Introduction to the Principles of Bloom Filters

Having explored the usage of Bloom Filters, let’s delve into the principles of how Bloom Filters work to understand both the outcome and the reasoning behind it.

The data structure of a Bloom Filter in Redis consists of a large bit array and several different unbiased hash functions (capable of evenly distributing the hash values of elements, ensuring a relatively random placement of elements in the bit array).

When adding an element to the Bloom Filter, multiple unbiased hash functions are used to hash the element, resulting in several integer indices. These indices are then subjected to a modulo operation with the length of the bit array to obtain positions. Each unbiased hash function produces a different position. Subsequently, the corresponding positions in the bit array are set to 1, completing the operation of the bf.add command.

When querying the existence of an element in the Bloom Filter, a similar process is followed. The hash functions calculate the positions, and it is checked whether the corresponding positions in the bit array are all set to 1. If any position is 0, it indicates that the element is not present in the Bloom Filter. However, if all positions are 1, it does not conclusively confirm the existence of the element. There is a possibility that these positions are set to 1 due to the presence of other elements. This is the reason Bloom Filters can result in false positives.
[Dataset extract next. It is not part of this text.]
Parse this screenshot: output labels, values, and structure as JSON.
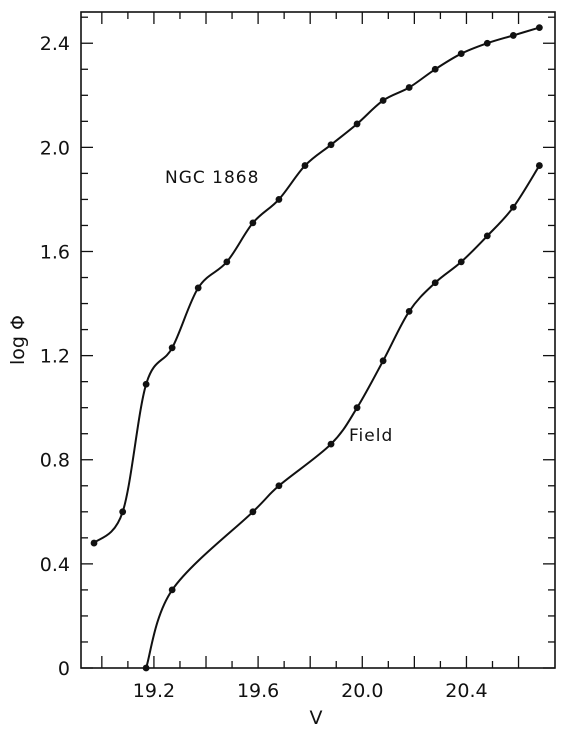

Applications of Bloom Filters

Addressing Cache Breakdown Issues

In typical scenarios, one first checks if the desired data is in the cache. If the data is not found in the cache, a subsequent query to the database is made. When the data is also absent in the database, each query results in a database access, leading to a situation known as cache breakdown. The problem with cache breakdown is that when a large number of requests query for data that doesn’t exist in the database, it puts significant pressure on the database, potentially overwhelming it.

Bloom Filters can be employed to tackle the issue of cache breakdown. Existing data keys can be stored in the Bloom Filter. When a new request comes in, the Bloom Filter is queried first to check for the existence of the data. If the data is not found, the request is handled accordingly; if the data exists, then the cache is queried, and if necessary, the database is consulted.

Blacklist Verification

Performing specific actions for items found in a blacklist is a common use case. For instance, in spam detection, any email from an address listed in the blacklist is identified as spam. Assuming the blacklist contains a massive number of entries, storing it can be storage-intensive. Bloom Filters present an effective solution in this context. All blacklist entries can be placed in the Bloom Filter. When an email is received, it is checked against the Bloom Filter to determine if the email address is in the blacklist, enabling efficient and space-saving blacklist verification.